Bir noktada, bu toplantıya damgasını vuracak anlaşmazlık Afganistan olacakmış gibi görünüyordu. Afganistan, NATO'nun bugünkü ana askeri ve siyasi sorumluluğu; fakat, pek çok üyenin sembolik düzeyden daha fazla katılım yapmaya isteksiz olduğu bir sorumluluk. Yükün adil olmayan bir biçimde paylaşıldığı hissiyatı, Kanada'nın, diğer üyeler asker gönderip onları savaşa adamazsa, katılımını önemli ölçüde azaltacağı tehdidi savurmasına yol açtı. NATO saflarında potansiyel bir kritik ayrılmadan ancak, Sarkozy Fransa'nın Kabil'e istikrar getirme ve Taliban'ı bozguna uğratma arayışına katılımını yoğunlaştırma istekliliğini dile getirdiği için kaçınıldı (veya daha gerçekçi olursak, ertelendi). Bu nedenle, Fransa cumhurbaşkanına zirvenin kahramanı gibi davranılacak. Ve bunu hak ediyor da.

Sarkozy'nin müdahalesi hoş karşılansa da bir engel söz konusu. Müdahale, NATO'nun şu an varlığını ne yapmak için koruduğuna dair temel sorunun bir kez daha dikkate alınmayacağı anlamına geliyor. Fakat bu durum, zirveden drama eksik olacak demek de değil. Zira, başka bir soru üzerine tartışma yaşanacak: "NATO'nun doğal sınırları nerede yatıyor?" Toplantıda, Hırvatistan, Arnavutluk ve Yunanistan'ın adına muhalefetine bağlı olarak, Makedonya'nın üyelik başvurularının kabul edilmesi bekleniyor.
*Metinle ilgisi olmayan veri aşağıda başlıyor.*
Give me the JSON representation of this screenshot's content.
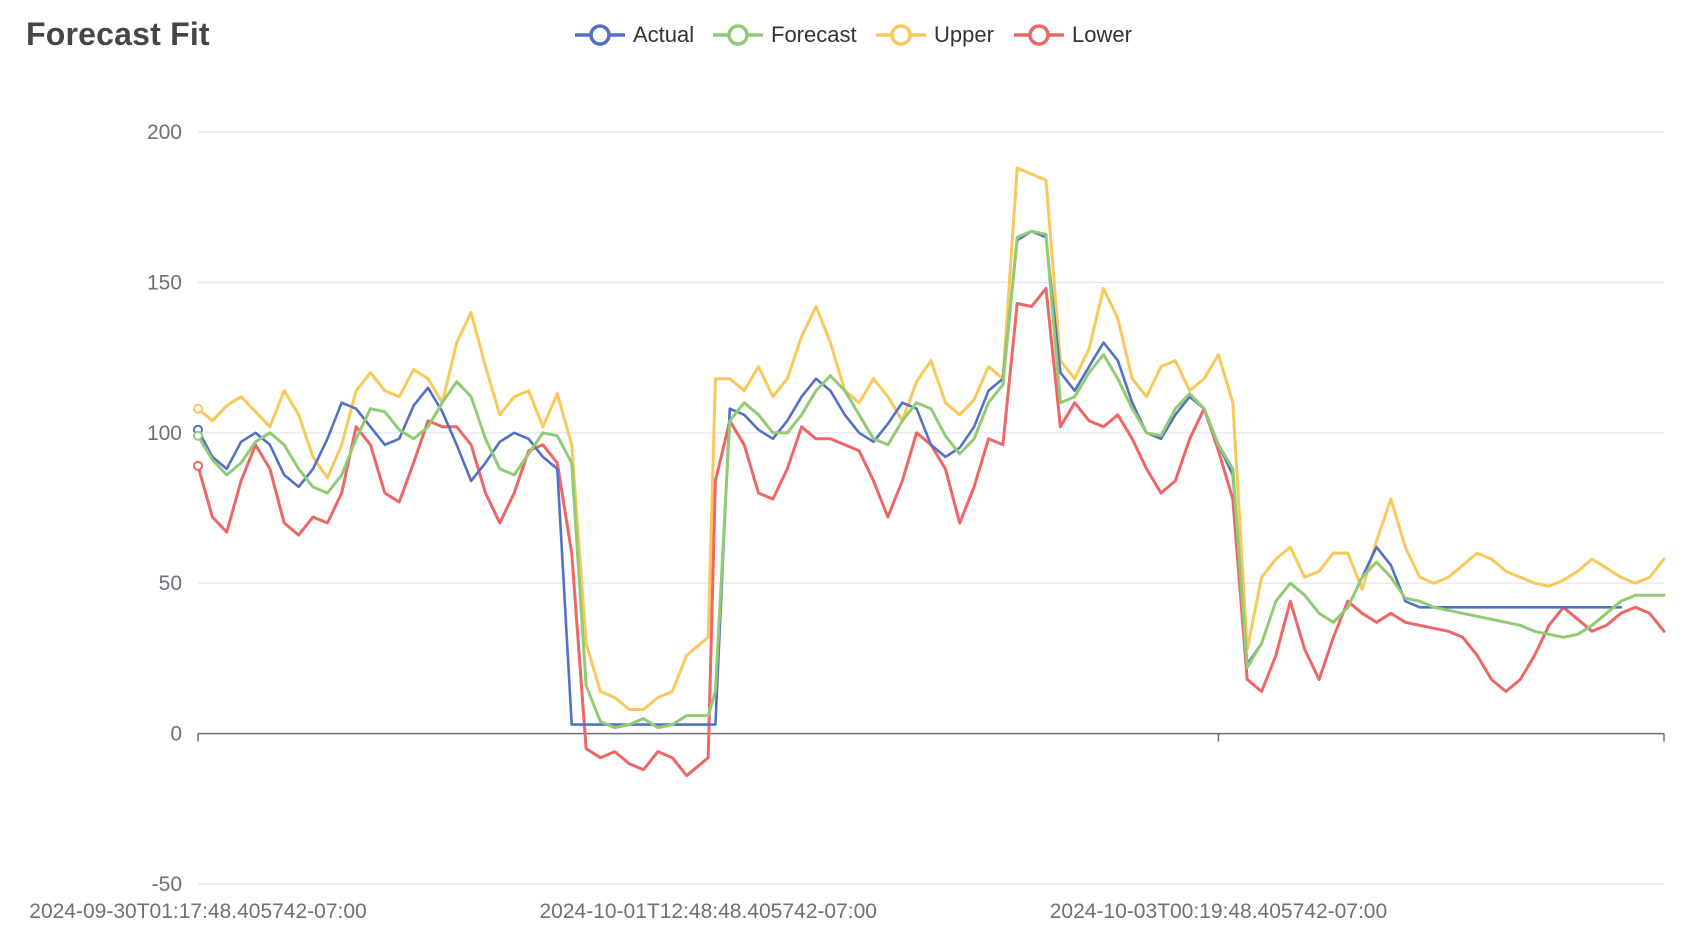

Bu genişleme göreceli olarak tartışmalı değil.

Ukrayna ve Gürcistan'ın konumuysa tamamen farklı bir mesele. İkisi de Üyelik Eylem Planı'nda yer almak istiyor ki. Bush yönetimi onların tarafını tuttu fakat pek çok kilit müttefik, özellikle de Almanya, bu adım atılırsa iki ülkenin nihai üyeliğini reddetmenin zor olacağından korkuyor.
Bu, Moskova tarafından tahrik edici addediliyor. Almanya Başbakanı Merkel, Rusya'nın yeni Devlet Başkanı Medvedev'i bu şekilde karşılamanın bilgeliğinden şüphe duyuyor. Karmaşık bir uzlaşma da sağlanabilir: NATO'nun kapısı Kiev ve Tiflis'e açılabilir ancak içeriye geri dönülmez bir biçimde girmelerine izin vermeyecek kadar. Böyle bir uzlaşma kötü bir adım da teşkil etmez.

NATO rolü ve komşularıyla ilişkileri hakkında daha ayrıntılı düşünmezse, daha da yüzeysel bir misyona sahip, daha da büyük bir kulübe dönüşme riskiyle karşılaşacak. NATO zirvelerinde, görünürde dostluk gösterileri, arka plandaysa ağız dalaşları yapılabiliyor. Bu şablon devam ederse, rahat bir 60. yaşgünü yaşanmayacak.